Seixas Rui, Pessegueiro Pedro
Stomatology Department, Hospital de São Bernardo, Unidade Local de Saúde da Arrábida, Setúbal, PRT.
Escola de Gestão, Engenharia e Aeronáutica, Instituto Superior de Educação e Ciências Lisboa, Lisboa, PRT.
Cureus. 2024 Oct 2;16(10):e70701. doi: 10.7759/cureus.70701. eCollection 2024 Oct.
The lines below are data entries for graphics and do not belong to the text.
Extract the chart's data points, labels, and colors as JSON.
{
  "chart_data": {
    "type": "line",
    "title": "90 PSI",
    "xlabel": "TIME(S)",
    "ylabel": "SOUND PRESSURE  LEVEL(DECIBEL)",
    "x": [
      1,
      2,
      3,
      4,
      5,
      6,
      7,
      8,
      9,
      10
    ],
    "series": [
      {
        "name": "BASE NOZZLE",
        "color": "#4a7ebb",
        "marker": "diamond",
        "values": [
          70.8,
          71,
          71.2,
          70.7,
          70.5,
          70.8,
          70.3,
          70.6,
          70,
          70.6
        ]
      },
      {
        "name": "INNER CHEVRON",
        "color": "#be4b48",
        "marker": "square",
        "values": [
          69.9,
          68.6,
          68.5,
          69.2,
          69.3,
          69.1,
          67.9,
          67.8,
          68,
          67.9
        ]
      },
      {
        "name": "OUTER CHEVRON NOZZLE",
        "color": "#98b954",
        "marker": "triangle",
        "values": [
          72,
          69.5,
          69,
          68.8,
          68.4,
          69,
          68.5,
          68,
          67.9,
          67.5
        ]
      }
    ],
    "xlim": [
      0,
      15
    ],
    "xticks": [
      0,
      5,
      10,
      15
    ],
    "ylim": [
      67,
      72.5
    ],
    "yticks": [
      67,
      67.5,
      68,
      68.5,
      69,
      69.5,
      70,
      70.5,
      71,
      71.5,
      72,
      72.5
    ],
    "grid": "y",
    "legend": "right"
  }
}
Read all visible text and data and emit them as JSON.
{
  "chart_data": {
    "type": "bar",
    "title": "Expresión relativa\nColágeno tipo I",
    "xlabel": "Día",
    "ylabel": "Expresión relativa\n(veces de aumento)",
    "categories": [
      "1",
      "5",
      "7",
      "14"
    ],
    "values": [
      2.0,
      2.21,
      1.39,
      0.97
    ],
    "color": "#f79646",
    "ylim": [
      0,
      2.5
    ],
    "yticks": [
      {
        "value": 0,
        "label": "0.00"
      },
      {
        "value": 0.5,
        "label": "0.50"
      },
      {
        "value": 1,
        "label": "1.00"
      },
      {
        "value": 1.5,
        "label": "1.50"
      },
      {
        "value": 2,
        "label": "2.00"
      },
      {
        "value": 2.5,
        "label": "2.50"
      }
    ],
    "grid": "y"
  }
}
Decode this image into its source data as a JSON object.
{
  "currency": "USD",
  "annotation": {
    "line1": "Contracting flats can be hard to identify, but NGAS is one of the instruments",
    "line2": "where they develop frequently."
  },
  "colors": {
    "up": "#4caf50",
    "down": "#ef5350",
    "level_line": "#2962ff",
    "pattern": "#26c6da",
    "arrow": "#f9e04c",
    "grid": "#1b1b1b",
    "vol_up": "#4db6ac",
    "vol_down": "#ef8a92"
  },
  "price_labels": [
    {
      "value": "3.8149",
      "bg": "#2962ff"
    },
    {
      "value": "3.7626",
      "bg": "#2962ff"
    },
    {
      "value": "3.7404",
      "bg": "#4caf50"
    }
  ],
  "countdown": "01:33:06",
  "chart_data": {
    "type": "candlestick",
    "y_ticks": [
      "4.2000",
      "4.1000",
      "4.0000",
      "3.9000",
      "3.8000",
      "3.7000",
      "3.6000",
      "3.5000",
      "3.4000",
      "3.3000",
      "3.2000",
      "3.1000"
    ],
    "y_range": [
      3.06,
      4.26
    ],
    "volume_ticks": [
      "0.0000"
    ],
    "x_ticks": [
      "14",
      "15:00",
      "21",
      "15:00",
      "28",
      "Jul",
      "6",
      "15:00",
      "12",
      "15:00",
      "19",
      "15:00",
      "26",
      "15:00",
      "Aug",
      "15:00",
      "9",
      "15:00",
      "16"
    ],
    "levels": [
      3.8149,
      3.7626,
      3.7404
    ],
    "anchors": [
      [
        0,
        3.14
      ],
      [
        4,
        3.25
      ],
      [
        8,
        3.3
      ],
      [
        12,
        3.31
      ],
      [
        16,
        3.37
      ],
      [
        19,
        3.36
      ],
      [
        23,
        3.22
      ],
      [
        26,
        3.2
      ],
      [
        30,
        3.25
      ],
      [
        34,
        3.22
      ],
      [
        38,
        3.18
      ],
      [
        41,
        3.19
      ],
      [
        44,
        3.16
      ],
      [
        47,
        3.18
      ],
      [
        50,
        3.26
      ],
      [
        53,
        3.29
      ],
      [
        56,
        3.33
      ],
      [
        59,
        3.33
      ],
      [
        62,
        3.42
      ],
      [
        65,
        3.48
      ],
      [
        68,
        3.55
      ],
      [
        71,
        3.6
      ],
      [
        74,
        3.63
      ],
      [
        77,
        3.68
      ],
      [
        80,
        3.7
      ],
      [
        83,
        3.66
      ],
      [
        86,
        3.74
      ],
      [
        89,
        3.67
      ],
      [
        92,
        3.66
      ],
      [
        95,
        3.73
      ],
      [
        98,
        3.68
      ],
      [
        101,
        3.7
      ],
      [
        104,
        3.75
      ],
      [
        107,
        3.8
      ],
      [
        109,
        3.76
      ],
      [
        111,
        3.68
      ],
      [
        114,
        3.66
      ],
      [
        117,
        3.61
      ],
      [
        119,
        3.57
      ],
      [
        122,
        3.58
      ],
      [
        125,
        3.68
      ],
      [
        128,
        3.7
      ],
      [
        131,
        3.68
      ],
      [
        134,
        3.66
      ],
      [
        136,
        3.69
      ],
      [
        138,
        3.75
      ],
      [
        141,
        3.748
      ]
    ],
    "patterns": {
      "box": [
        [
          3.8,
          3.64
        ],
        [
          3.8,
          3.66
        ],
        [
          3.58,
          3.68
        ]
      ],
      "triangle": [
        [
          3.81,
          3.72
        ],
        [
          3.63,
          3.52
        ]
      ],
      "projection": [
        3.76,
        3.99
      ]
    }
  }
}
Burning mouth syndrome (BMS) poses a significant clinical challenge. Patients often present with symptoms that can severely affect their quality of life, leading to anxiety, depression, and social withdrawal. The etiology of BMS remains poorly understood, which complicates its diagnosis and treatment. This case report describes an 80-year-old woman who presented with BMS following the administration of empagliflozin, a sodium-glucose cotransporter-2 (SGLT2) inhibitor used for glycemic control, along with its benefits in the progression and prognosis of cardiac insufficiency and chronic renal disease. Despite multiple treatments, her symptoms persisted until empagliflozin withdrawal, resulting in significant improvement at the six-month follow-up. This report suggests a potential association between empagliflozin and BMS, underscoring the need for clinicians to be vigilant regarding drug-related etiologies in the diagnosis and management of oral symptoms.
灼口综合征(BMS)是一项重大的临床挑战。患者常出现严重影响其生活质量的症状,导致焦虑、抑郁和社交退缩。BMS的病因仍知之甚少,这使其诊断和治疗变得复杂。本病例报告描述了一名80岁女性,在使用用于血糖控制的钠-葡萄糖协同转运蛋白2(SGLT2)抑制剂恩格列净后出现了BMS,以及其在心脏功能不全和慢性肾病的进展及预后方面的益处。尽管进行了多种治疗,她的症状一直持续到停用恩格列净,在六个月的随访中症状显著改善。本报告提示恩格列净与BMS之间可能存在关联,强调临床医生在诊断和管理口腔症状时需要警惕药物相关病因。